İtirazlar üzerine düzenlenen 20/03/2018 tarihli ek bilirkişi raporunda; davacının edimini yerine getirmemesinin davalı tarafından pazarlanan 25 adet taşınmaz bedelinin davacıya ödenmemesi bakımından engel oluşturmadığı, davacının bu bedele hak kazandığı, taşınmazların fiilen hangi bedel üzerinden satıldığı anlaşılamadığından sözleşmenin 4/e maddesinde öngörülen + – %15 esneklik payının satış bedelinden düşülmesinin yerinde olduğu belirtilmiştir. Tarafların yükümlülüklerinin sözleşmenin 4.maddesinde belirtildiği, davacının taşınmazların mülkiyetini davalıya devredeceği, davalının da davacıya 250.000 DEM finansal destek sağlayacağının kararlaştırıldığı, bu tutarın 150.000 DEM inin davacının piyasa borçlarının ödenmesinde ve hukuki takyidatların kaldırılmasında kullanılacağının, 100.000 DEM inin ise 804 parsel 1-2-5-21 ve 805 parsel 13 nolu konutların inşaatını tamamlamak üzere kullanılacağının kararlaştırıldığı, ödenen miktarın davacı tarafından sözleşmede kararlaştırılan şekilde kullanılmadığı ve bu noktada davalıdan kaynaklanmayan kusur sebebiyle davacının inşaati süresinde tamamlayamadığı, davalının da taşınmazların pazarlama ve satışını gerçekleştiremediği, kararlaştırılan 100.000 DEM i davacıya ödemeyerek sözleşmeye aykırı davranışta bulunduğu, buna göre; sözleşmede yer alan yükümlülüklerin karşılıklı olarak ihlal edildiği, kusurun sadece davalıya yüklenilemeyeceği ve sözleşmenin 6.maddesinde öngörülen ceza koşuluna ilişkin davacı isteminin dayanağı olmadığı belirtilmiştir.

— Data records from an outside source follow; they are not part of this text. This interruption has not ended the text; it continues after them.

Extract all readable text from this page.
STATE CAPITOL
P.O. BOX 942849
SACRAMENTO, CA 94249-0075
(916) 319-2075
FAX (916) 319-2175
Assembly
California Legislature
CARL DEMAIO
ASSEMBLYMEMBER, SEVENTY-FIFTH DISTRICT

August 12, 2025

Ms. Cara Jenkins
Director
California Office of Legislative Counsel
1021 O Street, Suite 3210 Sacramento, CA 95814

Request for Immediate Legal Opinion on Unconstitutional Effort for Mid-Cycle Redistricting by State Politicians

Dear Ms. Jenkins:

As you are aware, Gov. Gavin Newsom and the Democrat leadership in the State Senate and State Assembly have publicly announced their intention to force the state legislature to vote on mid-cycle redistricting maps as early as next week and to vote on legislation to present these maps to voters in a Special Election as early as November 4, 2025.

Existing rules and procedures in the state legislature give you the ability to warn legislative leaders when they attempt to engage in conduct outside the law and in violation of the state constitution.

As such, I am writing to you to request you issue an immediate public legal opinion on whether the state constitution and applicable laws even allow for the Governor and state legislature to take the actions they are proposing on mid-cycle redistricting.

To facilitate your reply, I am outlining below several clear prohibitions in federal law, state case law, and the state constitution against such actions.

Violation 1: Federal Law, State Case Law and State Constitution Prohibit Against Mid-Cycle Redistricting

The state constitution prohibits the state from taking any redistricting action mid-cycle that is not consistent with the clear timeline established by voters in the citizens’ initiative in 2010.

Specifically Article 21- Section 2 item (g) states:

Mahkememizin 2016/760 esas, 2018/829 karar sayılı, 17/07/2019 tarihli kararında; “İddia savunma dosya içeriği deliller ve alınan bilirkişi raporlarına göre; taraflar arasında bağıtlanan sözleşme ile mülkiyeti davacı şirkete ait taşınmazların kararlaştırılan süre içinde satış ve pazarlamasının davalı tarafından üstlenildiği, davacının da taşınmazların mülkiyetini davalı şirkete devretmeyi üstlendiği ve 25 adet taşınmazın mülkiyetinin davacı tarafından davalıya devredildiği tarafların kabulünde olup davalı tarafından davacıya 250.000 DEM tutarında destek bedelinin ödenmesi kararlaştırılmış, bunun 150.000 DEM lik tutarı ödenmiştir. Davalının kararlaştırılan sürede 25 adet taşınmazın satış ve pazarlamasını gerçekleştirmediği, davacının taşınmazların satış bedelin davalıdan istiyebileceği sonucuna varılmıştır. Satış bedeli 1.500.000 DEM olup, davalı tarafından davacıya ödenmesi gerekmektedir. Her ne kadar bilirkişi raporunda sözleşmenin 4/e maddesi uyarınca; taşınmazların hangi bedel üzerinden satıldığı anlaşılamadığından %15 lik esneklik payının düşülmesi gerektiği belirtilmiş ise de; davalı öncelikle 250.000 DEM finansal destek sağlama yükümlülüğünü gereği gibi yerine getirmediği için; davacının 25 adet taşınmazın satışından hak kazandığı, tutardan indirim yapılmasına gerek görülmemiştir. Davacı alacağı 1.500.000 DEM in 02/05/2001 fesih tarihi itibarıyla karşılığı olan 795.790,50 TL olarak kabul edilmiştir. Davalının da yürüyen ticari ilişki sonucunda davacıdan 39.361 DEM karşılğı 20.882,07 TL cari hesap alacağı bulunmaktadır. Ayrıca davalı tarafından destek bedeli altında yapılmış olan 150.000 DEM in TL karşılığı olan 79.05 TL nin de davacı alacağından takas ve mahsubu gerekmektedir. Buna göre yapılan hesaplama sonucunda davacının davalı … A.Ş den (795.790,50- 20.888,07- 79.579,05 TL =) 695.322,93 TL tutarında alacak hakkının bulunduğu ve 07/05/2001 temerrüt tarihinde itibaren yürütülecek reeskont faizi ile birlikte davacı yararına davalıdan tahsili gerektiği sonucuna varılmıştır.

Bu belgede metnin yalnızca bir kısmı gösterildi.